The bipartisan legislation, known as the Recovering Missing Children Act, was sponsored by Rep. Erik Paulsen, R-Minn.
According to the National Center for Missing and Exploited Children, more than 200,000 children are abducted by family members every year.
“Critical information that would help locate abducted children is right at law enforcement’s fingertips, but they aren’t able to access it,” said Paulsen in a statement. “The Recovering Missing Children Act fixes this problem by allowing investigators in missing children cases to use resources that could lead directly to the child and abductor. This bill is about bringing these children home and reuniting them with their loved ones.”
House Ways and Means Committee Chairman Kevin Brady, R-Texas, issued a statement Tuesday praising the House for passing the bill. "Today, the House took action to give law enforcement officials another tool they need to solve child abduction cases and bring missing and exploited children home safely,” said Brady.
“I appreciate Congressman Paulsen’s strong leadership on this issue.
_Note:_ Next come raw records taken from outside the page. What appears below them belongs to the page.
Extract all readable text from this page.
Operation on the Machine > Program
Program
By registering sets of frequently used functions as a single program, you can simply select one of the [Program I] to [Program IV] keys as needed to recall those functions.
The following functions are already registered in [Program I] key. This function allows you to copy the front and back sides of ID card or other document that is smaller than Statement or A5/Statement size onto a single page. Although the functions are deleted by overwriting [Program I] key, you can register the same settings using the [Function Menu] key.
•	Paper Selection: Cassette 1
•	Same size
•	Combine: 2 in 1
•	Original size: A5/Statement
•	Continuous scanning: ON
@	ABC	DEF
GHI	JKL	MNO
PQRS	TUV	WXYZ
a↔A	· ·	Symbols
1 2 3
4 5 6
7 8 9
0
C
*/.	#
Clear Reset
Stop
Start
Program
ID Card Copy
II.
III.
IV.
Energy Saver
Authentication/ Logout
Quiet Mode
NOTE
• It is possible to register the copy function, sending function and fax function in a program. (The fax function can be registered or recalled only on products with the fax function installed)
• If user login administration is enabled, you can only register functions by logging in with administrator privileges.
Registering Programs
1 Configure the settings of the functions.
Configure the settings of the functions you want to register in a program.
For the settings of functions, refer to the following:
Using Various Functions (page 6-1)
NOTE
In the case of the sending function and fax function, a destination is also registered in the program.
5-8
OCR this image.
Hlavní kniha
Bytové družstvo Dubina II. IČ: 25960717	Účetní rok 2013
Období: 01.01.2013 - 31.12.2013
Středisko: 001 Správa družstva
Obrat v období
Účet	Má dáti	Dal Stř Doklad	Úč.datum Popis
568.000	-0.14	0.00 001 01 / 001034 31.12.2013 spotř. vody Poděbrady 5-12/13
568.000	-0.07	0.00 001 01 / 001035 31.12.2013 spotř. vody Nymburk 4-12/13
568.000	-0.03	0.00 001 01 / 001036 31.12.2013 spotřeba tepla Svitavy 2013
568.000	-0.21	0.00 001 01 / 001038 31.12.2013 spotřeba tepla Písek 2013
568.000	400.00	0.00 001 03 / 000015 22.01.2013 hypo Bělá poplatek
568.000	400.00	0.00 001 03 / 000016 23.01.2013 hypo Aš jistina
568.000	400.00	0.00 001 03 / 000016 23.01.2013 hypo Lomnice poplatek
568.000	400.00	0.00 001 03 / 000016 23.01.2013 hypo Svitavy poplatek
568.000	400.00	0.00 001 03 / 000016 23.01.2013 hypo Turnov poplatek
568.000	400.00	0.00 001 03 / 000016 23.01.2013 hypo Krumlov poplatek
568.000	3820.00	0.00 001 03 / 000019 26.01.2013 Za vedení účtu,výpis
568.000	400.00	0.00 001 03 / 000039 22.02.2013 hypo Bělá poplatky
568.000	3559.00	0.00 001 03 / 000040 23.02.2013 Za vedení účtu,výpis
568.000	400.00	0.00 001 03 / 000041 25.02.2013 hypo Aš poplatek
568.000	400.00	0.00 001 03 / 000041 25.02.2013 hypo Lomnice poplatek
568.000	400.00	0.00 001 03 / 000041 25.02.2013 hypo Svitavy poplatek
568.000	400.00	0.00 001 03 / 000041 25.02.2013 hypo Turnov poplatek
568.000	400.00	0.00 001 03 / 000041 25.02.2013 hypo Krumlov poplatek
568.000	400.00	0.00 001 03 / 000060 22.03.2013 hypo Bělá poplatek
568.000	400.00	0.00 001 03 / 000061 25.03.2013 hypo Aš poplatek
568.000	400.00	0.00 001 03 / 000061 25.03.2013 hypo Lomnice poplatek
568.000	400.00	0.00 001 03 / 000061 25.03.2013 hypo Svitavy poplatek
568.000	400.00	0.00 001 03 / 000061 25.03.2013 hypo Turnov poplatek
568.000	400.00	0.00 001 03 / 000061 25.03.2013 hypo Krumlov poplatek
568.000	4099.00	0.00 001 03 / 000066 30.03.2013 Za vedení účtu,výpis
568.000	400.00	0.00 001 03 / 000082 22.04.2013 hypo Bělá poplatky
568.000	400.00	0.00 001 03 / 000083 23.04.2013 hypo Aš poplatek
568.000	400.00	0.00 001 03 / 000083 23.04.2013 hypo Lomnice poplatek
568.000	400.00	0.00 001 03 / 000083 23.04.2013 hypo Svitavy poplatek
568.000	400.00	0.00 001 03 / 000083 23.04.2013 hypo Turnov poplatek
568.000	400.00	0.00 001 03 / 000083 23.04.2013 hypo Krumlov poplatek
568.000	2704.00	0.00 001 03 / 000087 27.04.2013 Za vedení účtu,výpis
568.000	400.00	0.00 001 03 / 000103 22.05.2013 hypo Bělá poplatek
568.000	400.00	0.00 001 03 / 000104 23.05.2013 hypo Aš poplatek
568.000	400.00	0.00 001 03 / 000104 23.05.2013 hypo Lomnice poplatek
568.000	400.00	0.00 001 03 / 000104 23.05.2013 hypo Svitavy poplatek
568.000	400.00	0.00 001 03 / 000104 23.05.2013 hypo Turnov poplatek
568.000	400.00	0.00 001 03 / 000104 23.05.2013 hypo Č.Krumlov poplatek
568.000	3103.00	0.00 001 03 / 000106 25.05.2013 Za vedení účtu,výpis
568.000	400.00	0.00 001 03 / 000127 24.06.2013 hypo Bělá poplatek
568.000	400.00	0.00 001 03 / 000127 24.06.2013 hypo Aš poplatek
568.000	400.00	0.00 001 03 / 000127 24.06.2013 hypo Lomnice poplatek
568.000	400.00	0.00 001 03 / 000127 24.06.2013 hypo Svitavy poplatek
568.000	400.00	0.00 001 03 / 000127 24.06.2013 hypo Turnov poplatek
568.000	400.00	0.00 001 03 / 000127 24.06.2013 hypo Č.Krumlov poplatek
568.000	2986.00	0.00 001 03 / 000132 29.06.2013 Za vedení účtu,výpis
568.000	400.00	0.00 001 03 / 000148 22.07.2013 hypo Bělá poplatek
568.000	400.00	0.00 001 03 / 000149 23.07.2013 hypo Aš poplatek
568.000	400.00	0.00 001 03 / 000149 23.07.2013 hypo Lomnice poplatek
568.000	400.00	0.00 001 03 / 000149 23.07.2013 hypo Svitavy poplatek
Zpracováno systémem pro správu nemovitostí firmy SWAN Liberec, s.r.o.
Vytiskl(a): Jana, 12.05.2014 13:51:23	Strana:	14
His bill struck just the right balance in helping children, supporting local law enforcement, and protecting sensitive taxpayer information. I urge the Senate to take swift action on this important legislation. Children and their families should no longer be at risk because of unintended consequences of our tax code.”
The Recovering Missing Children Act is supported by the National Center for Missing and Exploited Children along with law enforcement organizations like the Fraternal Order of Police, the Sergeants Benevolent Association, the National Association of Police Officers, and the Major County Sheriffs Association.